Inspections conducted by the manufacturer’s sales staff should also be avoided or limited because of the perceived bias or conflict of interest with the waterproofing subcontractor.
It is also important to note the independent inspector is not intended to replace or substitute for the “internal” inspections by the contractor and waterproofing subcontractor. It is the duty of those executing the work to systematically check their work is meeting project needs. Subcontractors can be mandated to notify the main contractor—in writing—when waterproofing is damaged during work, so the system can be repaired prior to backfilling.
Rarely do manufacturer’s typical details include all of the conditions that will be encountered. Job-specific details should have a unique number listed on the document as well as indicate the specific project. One must not depend on subcontractor-prepared shop drawings; pass all job-specific details through a and the consultant, prior to being approved by the designer. If there is no approved detail, an inspection cannot be conducted to verify conformity.

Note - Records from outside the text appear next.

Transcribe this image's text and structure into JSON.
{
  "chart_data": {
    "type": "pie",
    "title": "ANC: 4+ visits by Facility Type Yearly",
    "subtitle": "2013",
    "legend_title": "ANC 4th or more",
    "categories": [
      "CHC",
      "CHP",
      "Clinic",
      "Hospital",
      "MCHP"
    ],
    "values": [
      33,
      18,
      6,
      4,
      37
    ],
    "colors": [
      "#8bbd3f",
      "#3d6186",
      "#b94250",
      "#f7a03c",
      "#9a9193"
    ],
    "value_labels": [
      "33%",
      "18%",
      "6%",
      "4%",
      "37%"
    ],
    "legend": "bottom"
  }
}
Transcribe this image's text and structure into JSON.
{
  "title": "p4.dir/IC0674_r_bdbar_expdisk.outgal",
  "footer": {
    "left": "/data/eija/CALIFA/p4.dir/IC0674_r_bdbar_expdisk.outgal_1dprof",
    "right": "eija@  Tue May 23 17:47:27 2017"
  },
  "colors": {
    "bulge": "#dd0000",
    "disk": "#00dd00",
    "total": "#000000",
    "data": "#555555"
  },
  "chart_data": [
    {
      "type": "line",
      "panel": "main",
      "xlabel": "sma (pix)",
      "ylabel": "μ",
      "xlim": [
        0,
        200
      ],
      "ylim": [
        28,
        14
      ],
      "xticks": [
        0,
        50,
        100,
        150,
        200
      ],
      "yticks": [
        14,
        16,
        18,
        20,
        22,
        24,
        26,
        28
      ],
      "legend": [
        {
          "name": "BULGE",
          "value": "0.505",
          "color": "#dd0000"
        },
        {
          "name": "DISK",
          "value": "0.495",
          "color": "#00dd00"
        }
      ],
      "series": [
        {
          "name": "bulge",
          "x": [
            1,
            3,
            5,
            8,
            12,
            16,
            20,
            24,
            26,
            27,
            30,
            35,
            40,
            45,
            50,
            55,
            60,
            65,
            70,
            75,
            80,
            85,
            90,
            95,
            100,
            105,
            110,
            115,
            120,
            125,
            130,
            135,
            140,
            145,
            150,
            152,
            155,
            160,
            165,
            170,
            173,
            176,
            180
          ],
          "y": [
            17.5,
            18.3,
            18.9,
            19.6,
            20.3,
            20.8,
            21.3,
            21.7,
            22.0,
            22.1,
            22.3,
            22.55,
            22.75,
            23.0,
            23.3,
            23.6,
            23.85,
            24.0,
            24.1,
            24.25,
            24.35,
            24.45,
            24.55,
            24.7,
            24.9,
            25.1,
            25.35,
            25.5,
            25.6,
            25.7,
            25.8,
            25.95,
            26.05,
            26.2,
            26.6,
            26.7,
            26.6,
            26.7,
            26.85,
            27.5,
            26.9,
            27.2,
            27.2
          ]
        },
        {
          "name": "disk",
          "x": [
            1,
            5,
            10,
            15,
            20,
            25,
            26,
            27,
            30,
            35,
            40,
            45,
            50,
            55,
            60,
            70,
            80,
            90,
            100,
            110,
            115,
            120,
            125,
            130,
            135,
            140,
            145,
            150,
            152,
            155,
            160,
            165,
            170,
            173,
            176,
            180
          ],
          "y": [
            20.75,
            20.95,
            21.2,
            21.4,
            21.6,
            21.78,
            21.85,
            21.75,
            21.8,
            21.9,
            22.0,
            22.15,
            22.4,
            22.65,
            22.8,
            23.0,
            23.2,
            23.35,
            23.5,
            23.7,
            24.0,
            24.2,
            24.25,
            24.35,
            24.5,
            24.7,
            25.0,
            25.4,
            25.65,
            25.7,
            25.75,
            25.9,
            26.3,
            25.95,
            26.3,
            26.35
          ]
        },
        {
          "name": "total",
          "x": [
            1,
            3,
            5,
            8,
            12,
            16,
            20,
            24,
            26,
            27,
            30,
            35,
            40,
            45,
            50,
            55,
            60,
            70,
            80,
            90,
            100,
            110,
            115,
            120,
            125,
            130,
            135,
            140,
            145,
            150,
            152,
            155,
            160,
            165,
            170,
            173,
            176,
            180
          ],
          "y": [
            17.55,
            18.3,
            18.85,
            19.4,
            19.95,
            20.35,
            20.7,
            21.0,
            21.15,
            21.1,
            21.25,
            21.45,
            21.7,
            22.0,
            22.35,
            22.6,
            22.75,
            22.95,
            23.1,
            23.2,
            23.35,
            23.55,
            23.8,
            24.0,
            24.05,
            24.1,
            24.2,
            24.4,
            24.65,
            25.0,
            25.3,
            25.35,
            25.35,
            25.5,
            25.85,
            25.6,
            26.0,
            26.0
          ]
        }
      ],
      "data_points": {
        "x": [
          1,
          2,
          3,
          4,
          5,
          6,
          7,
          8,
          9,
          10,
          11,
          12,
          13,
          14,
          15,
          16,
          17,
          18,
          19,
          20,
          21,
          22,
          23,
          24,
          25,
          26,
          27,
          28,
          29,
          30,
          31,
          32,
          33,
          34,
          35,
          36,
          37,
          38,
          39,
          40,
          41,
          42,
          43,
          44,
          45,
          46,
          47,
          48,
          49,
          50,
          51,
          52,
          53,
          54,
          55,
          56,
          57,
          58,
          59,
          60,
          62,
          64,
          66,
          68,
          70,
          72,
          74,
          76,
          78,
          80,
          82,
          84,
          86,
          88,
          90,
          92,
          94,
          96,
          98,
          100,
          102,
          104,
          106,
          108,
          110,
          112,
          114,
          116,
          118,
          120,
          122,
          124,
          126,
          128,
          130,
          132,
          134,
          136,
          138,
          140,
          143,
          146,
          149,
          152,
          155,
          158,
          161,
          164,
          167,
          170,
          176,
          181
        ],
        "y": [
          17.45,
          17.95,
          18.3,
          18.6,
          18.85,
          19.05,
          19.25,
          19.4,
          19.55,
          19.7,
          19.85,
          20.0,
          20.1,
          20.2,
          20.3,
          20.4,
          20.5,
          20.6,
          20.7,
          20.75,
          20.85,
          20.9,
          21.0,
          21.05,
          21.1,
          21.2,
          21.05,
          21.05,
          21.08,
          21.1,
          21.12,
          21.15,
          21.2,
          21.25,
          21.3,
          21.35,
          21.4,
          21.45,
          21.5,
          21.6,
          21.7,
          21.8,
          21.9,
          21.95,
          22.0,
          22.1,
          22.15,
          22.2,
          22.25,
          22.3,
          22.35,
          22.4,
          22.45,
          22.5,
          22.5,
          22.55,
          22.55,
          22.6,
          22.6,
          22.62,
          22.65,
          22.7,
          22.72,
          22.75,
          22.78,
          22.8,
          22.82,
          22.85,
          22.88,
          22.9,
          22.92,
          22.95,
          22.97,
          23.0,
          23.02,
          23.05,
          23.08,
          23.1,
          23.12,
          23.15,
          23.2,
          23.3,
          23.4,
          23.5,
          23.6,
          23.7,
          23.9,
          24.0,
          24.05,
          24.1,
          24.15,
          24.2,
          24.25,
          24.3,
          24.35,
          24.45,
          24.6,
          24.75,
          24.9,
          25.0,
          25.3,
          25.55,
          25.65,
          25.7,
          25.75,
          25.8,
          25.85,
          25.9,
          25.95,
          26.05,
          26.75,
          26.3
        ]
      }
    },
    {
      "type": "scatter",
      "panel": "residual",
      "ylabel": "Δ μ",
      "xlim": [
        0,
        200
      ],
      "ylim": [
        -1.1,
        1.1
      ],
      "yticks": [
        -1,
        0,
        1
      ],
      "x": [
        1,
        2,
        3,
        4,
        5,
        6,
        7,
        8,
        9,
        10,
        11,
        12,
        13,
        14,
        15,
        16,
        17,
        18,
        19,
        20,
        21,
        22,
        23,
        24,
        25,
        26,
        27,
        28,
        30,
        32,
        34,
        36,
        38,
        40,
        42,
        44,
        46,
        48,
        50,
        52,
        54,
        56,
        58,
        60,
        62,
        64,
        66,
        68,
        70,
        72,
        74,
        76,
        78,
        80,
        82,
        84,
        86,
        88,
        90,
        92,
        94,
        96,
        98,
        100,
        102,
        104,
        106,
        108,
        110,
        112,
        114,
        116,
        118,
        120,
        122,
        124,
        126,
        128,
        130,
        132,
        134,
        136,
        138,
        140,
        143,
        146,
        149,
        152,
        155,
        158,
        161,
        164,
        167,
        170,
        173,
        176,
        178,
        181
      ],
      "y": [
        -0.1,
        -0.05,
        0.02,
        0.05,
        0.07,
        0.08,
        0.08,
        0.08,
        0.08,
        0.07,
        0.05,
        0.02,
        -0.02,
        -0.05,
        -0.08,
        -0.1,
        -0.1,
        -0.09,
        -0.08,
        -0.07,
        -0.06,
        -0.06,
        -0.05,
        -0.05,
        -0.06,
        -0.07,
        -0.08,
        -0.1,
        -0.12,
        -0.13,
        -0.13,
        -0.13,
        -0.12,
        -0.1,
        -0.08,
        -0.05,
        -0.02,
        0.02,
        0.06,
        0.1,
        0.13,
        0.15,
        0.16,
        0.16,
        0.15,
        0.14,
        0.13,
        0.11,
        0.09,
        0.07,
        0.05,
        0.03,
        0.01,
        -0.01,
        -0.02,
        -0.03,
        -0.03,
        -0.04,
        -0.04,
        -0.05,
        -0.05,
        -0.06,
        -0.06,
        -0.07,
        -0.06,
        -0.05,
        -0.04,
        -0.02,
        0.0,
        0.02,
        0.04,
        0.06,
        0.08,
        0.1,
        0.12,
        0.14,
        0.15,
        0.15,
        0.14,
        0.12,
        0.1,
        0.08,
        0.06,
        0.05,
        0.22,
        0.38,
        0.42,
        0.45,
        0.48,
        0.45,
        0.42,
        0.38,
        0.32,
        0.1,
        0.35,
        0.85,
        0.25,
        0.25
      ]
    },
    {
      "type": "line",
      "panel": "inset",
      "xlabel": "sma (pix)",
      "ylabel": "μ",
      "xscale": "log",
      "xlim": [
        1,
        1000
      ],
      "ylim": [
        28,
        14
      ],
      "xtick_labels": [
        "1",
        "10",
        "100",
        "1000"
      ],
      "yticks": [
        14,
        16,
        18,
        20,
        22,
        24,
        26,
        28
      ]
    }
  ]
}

Poor substrate preparation can impact the performance of any waterproofing system. Inspection of the substrate ensures suitable dryness, texture, and soundness. With property-line retaining walls, it is extremely important
to define/provide acceptable guidelines, not just state the shoring wall shall be “structurally sound.” For example, with soldier pile and lagging, the interior face of the lagging timbers should be monolithically installed to provide a “flat” surface, and maximum allowable gaps between timbers specified. Requiring all the voids and cavities behind the lagging be filled with compacted soil or cementitious grout is also recommended.
Timber lagging placed on the outside flange of soldier piles should be avoided, especially in hydrostatic conditions. This orientation of shoring wall support typically results in the waterproofing membrane being installed intermittently whereby it is actually installed in separate defined segments terminated between each soldier pile. This creates what basically amounts to a penetration through the membrane extending the depth of the excavation.
Inspection reports should be completed and submitted promptly to all applicable parties as established in the pre-con meeting. This is just as important as the onsite inspection itself. Quick distribution of the reports allows all parties to review it while still having the opportunity to take corrective action on any nonconformance. Sometimes inspectors must submit a report internally to a supervisor or an engineer for review before distributing it. This can cause delays if the supervisor does not act promptly.
Some manufacturers have dedicated staff specializing in inspection-report reviews. This staff performs a second review. Typically when this second layer of review is undertaken by a manufacturer, additional nonconformance may be identified. These must be communicated promptly to all applicable parties
for corrective actions. Manufacturers having this additional review process as part of their warranty eligibility are truly engaged in a quality assurance program. Beware of manufacturers stating they offer the same “warranty” but do not have this second review process.